Bagian 4

0 0 0
                                    

"Sa-saya, Felisya Bassam,"

"Nama kamu indah,"

"Eh?"

"Ayo kita pulang, udah siang saya juga harus pergi kerja, kamu harus kuliah?"

"I-iya, Pak,"

Aku, Xavier dan Jojo pun berjalan pulang, sedikit bercanda bersama membicarakan tingkah Lidia yang aneh saat di restoran, membicarakan tentang perkuliahanku dan kebiasaan-kebiasaan yang sering aku lakukan. Saat sampai kami berhenti sebentar dan berpamitan. Aku masuk ke dalam rumah, mencuci tangan, minum segelas air dan mengambil ponselku untuk menelepon Jun.

"Hai bestie," sapanya

"Hai.. udah mandinya bestie?"

"Udah bestie, ini lagi pake baju mau liat bestie?"

"Heh! Dasar gila emang,"

"Haha, tunggu sebentar ya sayang. Pake baju dulu,"

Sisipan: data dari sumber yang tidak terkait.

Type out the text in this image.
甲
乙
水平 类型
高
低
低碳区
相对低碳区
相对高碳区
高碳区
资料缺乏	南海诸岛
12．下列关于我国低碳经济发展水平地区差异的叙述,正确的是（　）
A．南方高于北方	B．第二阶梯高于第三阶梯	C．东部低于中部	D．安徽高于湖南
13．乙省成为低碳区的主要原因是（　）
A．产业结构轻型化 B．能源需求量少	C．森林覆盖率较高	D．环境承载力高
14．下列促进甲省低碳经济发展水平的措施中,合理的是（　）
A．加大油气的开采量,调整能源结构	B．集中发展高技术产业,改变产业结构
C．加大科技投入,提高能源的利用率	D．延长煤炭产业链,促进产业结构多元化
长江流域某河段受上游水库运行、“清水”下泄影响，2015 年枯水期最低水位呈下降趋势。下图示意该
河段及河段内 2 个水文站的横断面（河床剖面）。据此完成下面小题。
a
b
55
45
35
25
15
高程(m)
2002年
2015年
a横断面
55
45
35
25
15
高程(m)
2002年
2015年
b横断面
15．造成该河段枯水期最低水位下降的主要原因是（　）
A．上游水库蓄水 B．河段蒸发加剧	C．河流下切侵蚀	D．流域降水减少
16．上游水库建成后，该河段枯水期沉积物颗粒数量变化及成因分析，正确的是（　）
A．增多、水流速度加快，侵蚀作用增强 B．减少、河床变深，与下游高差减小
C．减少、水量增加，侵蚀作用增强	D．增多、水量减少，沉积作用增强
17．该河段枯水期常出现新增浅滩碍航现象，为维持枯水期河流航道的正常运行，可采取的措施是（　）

Aku menunggu sebentar Jun memakai baju, saat selesai Jun bertanya, bagaimana perasaannya tadi berolahraga tanpa ditelepon olehnya. Aku pun menceritakan semuanya, bahwa aku berolahraga dengan tetangga sekaligus managerku dia bernama Xavier.

"Udah siap-siap ya kalo aku pergi udah ada penggantinya," ucap Jun

"Hah? Maksud kamu?"

"Iya, kalo aku pergi udah ada cadangannya, manager kamu itu,"

"Jun, bukan gitu. Masalahnya dia kan tunggu aku di depan, gak enak ju-"

"Iya, liat aja dia sampai tunggu kamu gitu. Dengan alasan bawa siapa? Jojo? Itu cuma alibinya aja, sebenernya dia mau deketin kamu dengan gunain Jojo,"

"Jun, gak gitu. Kalo kamu telepon juga aku bakal olahraga bareng dia meski ka-"

"Terus kamu ceritain tentang aku? Kita? Hubungan kita? Enggak, kan? Kamu takut ketauan dan rencana ka-"

"Jun, stop! Dulu juga kita pernah kayak gini, ngeributin soal cowok tapi akhirnya aku sama kamu kok, aku tau hubungan yang kita lalui ini itu gak mudah. Cuma udah dong Jun, jangan cemburu hal yang sepele, aku sama dia cuma sebatas tetangga, manager dan karyawan aja,"

"Sepele kamu bilang? Udahlah Sya, aku capek, aku harus pergi kerja, kamu juga harus pergi ke kampus." Jun mematikan teleponnya.

Dia memang egois atau memang aku yang salah? Tapi aku juga ada diposisi yang tidak bisa menentukan kemauan aku, Xavier sampai tunggu di depan rumah mana mungkin aku harus tolak. Aku juga harus jaga perasaan dia sebagai managerku, aku tidak mau karena alasan tidak olahraga bersama aku bisa dipecat.

Aku pergi ke kampus sambil mencoba menelepon Jun, tetapi ponselnya terus tidak aktif. Di dalam kelas aku terus tidak fokus dengan pelajaran yang diterangkan oleh Dosen, karena pikiranku terus memikirkan Jun. Aku yakin dia tidak akan kekanak-kanakan seperti ini, aku yakin dia hanya butuh waktu untuk memikirkan apa yang aku buat ini salah atau benar, aku juga yakin hubungan kita akan baik-baik saja, seperti yang sudah kita lalui bersama.

Selesai kelas aku pergi ke toko buku dekat restoran, toko buku yang dijaga oleh orang yang disukai oleh Lidia. Aku memilih buku, membayarnya dan langsung membaca di sana, aku juga masih mencoba untuk menghubungi Jun, tetapi ponselnya sekarang di mode sibuk. Air mataku perlahan mengalir, memikirkan bagaimana jika hubungan ini sudah tua untuk menahan semua serangan dari luar, bagaimana jika hubungan ini akan berakhir begitu saja.

"Ke-kenapa ceritanya relate banget sama aku sekarang?" batinku sambil air mata terus mengalir.

Tiba-tiba seseorang mengulurkan sebuah sapu tangan, aku melihat ke arah tangan itu. Seorang pria tinggi sedang tersenyum tipis dan berdiri di depanku. Vian atau biasa Lidia sebut Mpi.